Er sagt, der Boxsport sei der Sport der Armen. Als er noch Schüler war, bezahlten ihm meine beiden anderen Trainer die Busfahrkarten zum Training, da er sie nicht bezahlen konnte und seine Boxkarriere sonst möglicherweise daran gescheitert wäre. Für meine Freunde hat er eine gewisse Vorbildfunktion, viele identifizieren sich mit ihm. Unser Viertel ist nicht gerade wohlhabend und wenn mir meine Freunde von ihren Leben erzählen – Armut, Arbeitslosigkeit der Eltern, Familiendramen – wird mir der Traum einiger, durch das Boxen aus alldem auf eine gewisse Weise herauszukommen und wie meine Trainer mit dem Geld zu verdienen, was sie lieben, recht verständlich.
Vielleicht ist dieser Hunger nach Erfolg ein Grund dafür, dass unser Team, das noch gar nicht so lange besteht, so erfolgreich ist. Und von diesem Ehrgeiz habe ich mich irgendwie anstecken lassen. Meine Trainer organisieren mir meinen ersten Kampf in wenigen Wochen, damit ich diese Erfahrung von hier mitnehmen kann. Also heißt es ab jetzt, durchziehen.
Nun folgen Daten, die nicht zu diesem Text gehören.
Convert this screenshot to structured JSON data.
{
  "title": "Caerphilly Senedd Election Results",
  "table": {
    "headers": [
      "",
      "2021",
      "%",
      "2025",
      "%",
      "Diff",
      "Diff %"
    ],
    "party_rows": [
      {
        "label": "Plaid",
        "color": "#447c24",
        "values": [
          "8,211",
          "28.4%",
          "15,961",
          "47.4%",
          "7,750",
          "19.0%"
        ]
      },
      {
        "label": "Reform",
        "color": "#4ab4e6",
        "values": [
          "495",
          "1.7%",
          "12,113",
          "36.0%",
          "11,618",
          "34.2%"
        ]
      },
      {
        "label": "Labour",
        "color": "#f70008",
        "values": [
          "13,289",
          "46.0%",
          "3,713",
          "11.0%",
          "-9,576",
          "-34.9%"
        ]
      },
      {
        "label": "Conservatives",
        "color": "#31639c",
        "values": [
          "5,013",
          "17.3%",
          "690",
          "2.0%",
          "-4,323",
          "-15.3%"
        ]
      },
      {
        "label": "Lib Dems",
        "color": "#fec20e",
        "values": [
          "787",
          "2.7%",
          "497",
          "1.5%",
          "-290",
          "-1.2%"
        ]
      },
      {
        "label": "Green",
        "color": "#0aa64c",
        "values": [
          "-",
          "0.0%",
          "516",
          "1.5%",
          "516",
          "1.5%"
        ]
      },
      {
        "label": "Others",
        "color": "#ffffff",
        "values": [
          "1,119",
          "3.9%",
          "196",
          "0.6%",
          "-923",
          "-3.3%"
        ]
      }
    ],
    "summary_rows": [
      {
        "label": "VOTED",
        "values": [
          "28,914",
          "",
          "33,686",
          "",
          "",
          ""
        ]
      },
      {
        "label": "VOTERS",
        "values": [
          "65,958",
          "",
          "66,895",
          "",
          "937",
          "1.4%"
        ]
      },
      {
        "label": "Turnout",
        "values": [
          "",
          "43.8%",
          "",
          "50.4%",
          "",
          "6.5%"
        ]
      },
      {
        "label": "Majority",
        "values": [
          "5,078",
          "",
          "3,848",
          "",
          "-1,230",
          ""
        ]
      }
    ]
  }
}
Ein Blick zurück und zwei nach vorn
Und jetzt sitze ich im Bus nach Hause, erschöpft vom Sparring, aber glücklich. Und ich denke über die letzten Monate nach, darüber, dass es sich manchmal lohnt, hartnäckig zu bleiben. Und darüber was ich alles mitnehme aus dieser Zeit, dass es keine besseren oder schlechteren Kulturen gibt, nur unterschiedliche. Und darüber, wie sehr es mich bereichert hat, einmal fremd in einem Land zu sein. Und ich denke über die nächste Zeit nach, meinen ersten Wettkampf und darüber, wie sehr ich mich darauf freue, im August dann wieder beim FC St. Pauli einzusteigen. Denn auch, wenn ich mich dann von Strand, Palmen und meinem Team verabschieden muss, freue ich mich unglaublich auf euch und darauf, wieder Teil des FCSP zu sein.